Slave Pit Studio, as it has been named, was largely the work of GWAR’s guitar player Cory Smoot, who had donned the iconic Flattus Maximus outfit from 2002 until his untimely death in 2011. Urungus explains, “We had to put a call out to the Maximus universe to send us another worthy Maximus.” Enter Pustulus Maximus.
“The new Maximus is revolting, offensive, repugnant, downright horrendous. He’s a perfect fit,” Urungus said.
With the personnel altered by one, the band has employed a musical approach that goes back to their earlier days of a more straight-forward thrash metal band. GWAR are taking their revamped sound and setting off on another tour of conquest worldwide. “We will be murdering the usual cast of celebrity victims, as we have always done,” Urungus says of the show. But they will not be summoning either of the world-eating maggots – huge fan favorites – this time around, as he goes on to explain, “They are both tremendous and terrible creatures. One is about half the size of a human football field and the other is the size of Clevelandand that fu*ker can eat suns!”
Since the maggot would, theoretically, be their ride back to their original home, they’ll be sticking around for a while longer. Besides, they admit to growing fond of this “helpless human race and the huge turd ball that is Earth” over time. With that, GWAR embarks on a brand new chapter in their evolution. Armed with a new home studio, thunderous new album, and new addition to introduce to the masses, GWAR Mark II is GO!
Review:
Battle Maximus
GWAR
Since 1984 GWAR has consistently continued to amaze those naysayers that had initially dubbed them a novelty act. From the melted glaciers of Antarctica, aka Richmond, Va., GWAR has unfailingly managed to create some of the most depraved and offensive music and live performances humanly, or rather, inhumanly, possible. Not to mention a legion of rabid devotees along the way.
This marks studio record number 13 for this clan of delightfully perverse, otherworldly monsters. Once again, GWAR have succeeded in releasing an album worthy of playing at maximum volume to wreak sonic havoc on the auditory senses of the willing, and unwilling. “Battle Maximus” has turned out to be one of their most brutal, and significant, albums in several years as it is the first studio album without original character – and fan favorite – Flattus Maximus, due to the untimely passing of guitarist Cory Smoot. Following this terribly unfortunate loss, a new creature, Pustulus Maximus has become a new addition.

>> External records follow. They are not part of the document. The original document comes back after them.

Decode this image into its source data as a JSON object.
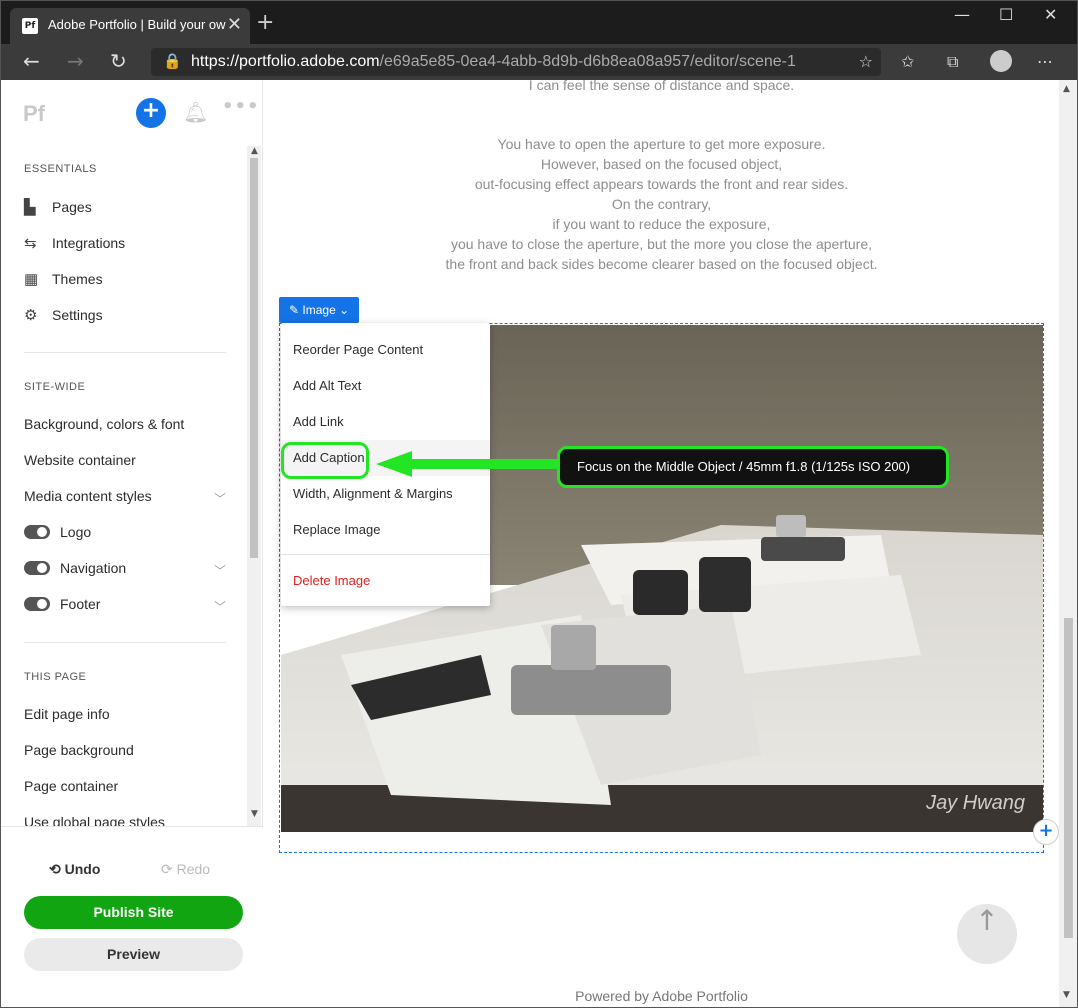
{
  "browser": {
    "tab_title": "Adobe Portfolio | Build your own",
    "tab_favicon": "Pf",
    "url_host": "https://portfolio.adobe.com",
    "url_path": "/e69a5e85-0ea4-4abb-8d9b-d6b8ea08a957/editor/scene-1"
  },
  "sidebar": {
    "logo": "Pf",
    "essentials": {
      "label": "ESSENTIALS",
      "items": [
        {
          "label": "Pages",
          "icon": "page-icon"
        },
        {
          "label": "Integrations",
          "icon": "arrows-swap-icon"
        },
        {
          "label": "Themes",
          "icon": "grid-icon"
        },
        {
          "label": "Settings",
          "icon": "gear-icon"
        }
      ]
    },
    "sitewide": {
      "label": "SITE-WIDE",
      "items": [
        {
          "label": "Background, colors & font"
        },
        {
          "label": "Website container"
        },
        {
          "label": "Media content styles"
        },
        {
          "label": "Logo"
        },
        {
          "label": "Navigation"
        },
        {
          "label": "Footer"
        }
      ]
    },
    "thispage": {
      "label": "THIS PAGE",
      "items": [
        {
          "label": "Edit page info"
        },
        {
          "label": "Page background"
        },
        {
          "label": "Page container"
        },
        {
          "label": "Use global page styles"
        }
      ]
    },
    "undo": "Undo",
    "redo": "Redo",
    "publish": "Publish Site",
    "preview": "Preview"
  },
  "main": {
    "partial_line": "I can feel the sense of distance and space.",
    "paragraph": [
      "You have to open the aperture to get more exposure.",
      "However, based on the focused object,",
      "out-focusing effect appears towards the front and rear sides.",
      "On the contrary,",
      "if you want to reduce the exposure,",
      "you have to close the aperture, but the more you close the aperture,",
      "the front and back sides become clearer based on the focused object."
    ],
    "image_tag": "Image",
    "menu": [
      "Reorder Page Content",
      "Add Alt Text",
      "Add Link",
      "Add Caption",
      "Width, Alignment & Margins",
      "Replace Image",
      "Delete Image"
    ],
    "caption_callout": "Focus on the Middle Object / 45mm f1.8 (1/125s ISO 200)",
    "watermark": "Jay Hwang",
    "footer": "Powered by Adobe Portfolio"
  },
  "colors": {
    "accent_blue": "#1473e6",
    "publish_green": "#12a512",
    "highlight_green": "#23e523",
    "danger_red": "#e02020"
  }
}
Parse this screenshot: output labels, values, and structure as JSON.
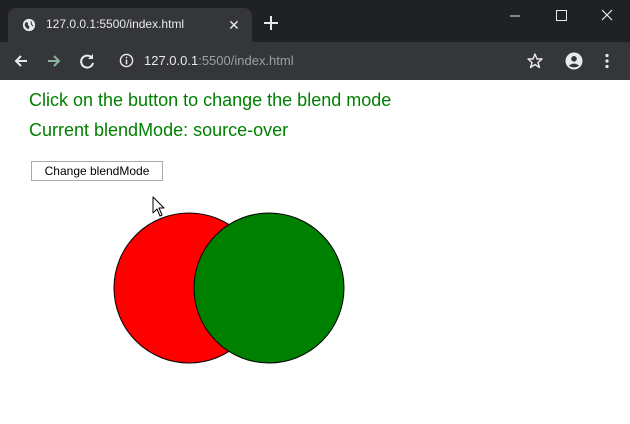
{
  "browser": {
    "tab_title": "127.0.0.1:5500/index.html",
    "tab_close_glyph": "✕",
    "address_host": "127.0.0.1",
    "address_rest": ":5500/index.html",
    "icons": [
      "globe-icon",
      "close-icon",
      "plus-icon",
      "minimize-icon",
      "maximize-icon",
      "close-window-icon",
      "back-arrow-icon",
      "forward-arrow-icon",
      "reload-icon",
      "info-icon",
      "star-icon",
      "account-icon",
      "menu-dots-icon"
    ]
  },
  "page": {
    "heading1": "Click on the button to change the blend mode",
    "heading2": "Current blendMode: source-over",
    "button_label": "Change blendMode",
    "text_color": "#008000",
    "circles": [
      {
        "name": "red-circle",
        "fill": "#ff0000"
      },
      {
        "name": "green-circle",
        "fill": "#008000"
      }
    ]
  }
}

“Battle Maximus” is the first of their studio records to be recorded in their own Slave Pit Studios, which Flattus was quite instrumental in designing. At this point, it must be said that the sound of “Battle Maximus” is quite a fierce sound indeed. And more importantly, the songs are absolutely incredible. Think about something like Hell-O, (dare it even be said) Scumdogs of the Universe, and America Must be Destroyed, with a tinge of mid-eighties Sacred Reich-Surf Nicaragua era. Battle Maximus is, at its core, a really damn good thrash record. Having said that, fans of those first few albums that might’ve fallen by the wayside should really take some of their precious time and rediscover what these unearthly creatures have to show for themselves this time around.
“Battle Maximus” – in part, a tribute to Flattus Maximus – is a fantastic example of the kind of first-rate intensity that not only put GWAR on the map, but enabled them to endure and remain viable over the past 20+ years and through countless vacant trends. In addition to being a genuinely impressive release, “Battle Maximus” sounds like the turning of a brand new page for this band of hellish fiends that should not be ignored.